Let $\mathrm{P}(0, y)$ be the point of intersection of $y$-axis with the line segment joining $\mathrm{A}\left(a_{1}, b_{1}\right)$ and $\mathrm{B}\left(a_{2}, b_{2}\right)$ which divides the line segment AB in the ratio $\lambda: 1$.

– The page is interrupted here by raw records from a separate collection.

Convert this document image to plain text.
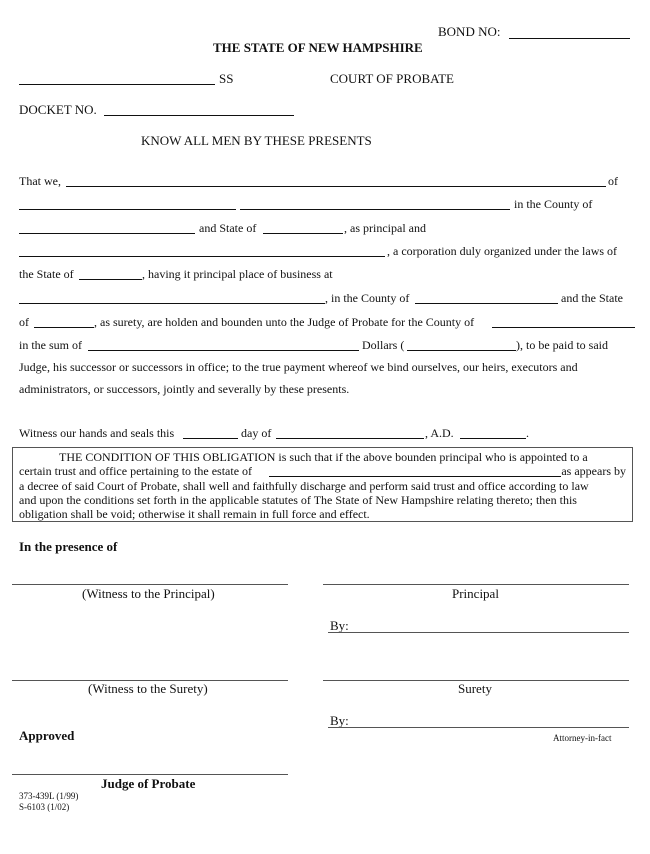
BOND NO:
THE STATE OF NEW HAMPSHIRE
SS	COURT OF PROBATE
DOCKET NO.
KNOW ALL MEN BY THESE PRESENTS
That we,	of
in the County of
and State of	, as principal and
, a corporation duly organized under the laws of
the State of	, having it principal place of business at
, in the County of	and the State
of	, as surety, are holden and bounden unto the Judge of Probate for the County of
in the sum of	Dollars (	), to be paid to said
Judge, his successor or successors in office; to the true payment whereof we bind ourselves, our heirs, executors and
administrators, or successors, jointly and severally by these presents.
Witness our hands and seals this	day of	, A.D.	.
THE CONDITION OF THIS OBLIGATION is such that if the above bounden principal who is appointed to a
certain trust and office pertaining to the estate of	as appears by
a decree of said Court of Probate, shall well and faithfully discharge and perform said trust and office according to law
and upon the conditions set forth in the applicable statutes of The State of New Hampshire relating thereto; then this
obligation shall be void; otherwise it shall remain in full force and effect.
In the presence of
(Witness to the Principal)	Principal
By:
(Witness to the Surety)	Surety
By:
Approved	Attorney-in-fact
Judge of Probate
373-439L (1/99)
S-6103 (1/02)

Now according to the section formula if point a point $P$ divides a line segment joining $A\left(x_{1}, y_{1}\right)$ and $B\left(x_{2}, y_{2}\right)$ in the ratio $m: n$ internally than,

$\mathrm{P}(x, y)=\left(\frac{m x_{1}+m x_{2}}{m+n}, \frac{m y_{1}+m y_{2}}{m+n}\right)$

Now we will use section formula as,

$(0, y)=\left(\frac{\lambda a_{2}+a_{1}}{\lambda+1}, \frac{\lambda b_{2}+b_{1}}{\lambda+1}\right)$

Now equate the x component on both the sides,

$\frac{\lambda a_{2}+a_{1}}{\lambda+1}=0$

On further simplification,

$\lambda=-\frac{a_{1}}{a_{2}}$

So the answer is (a)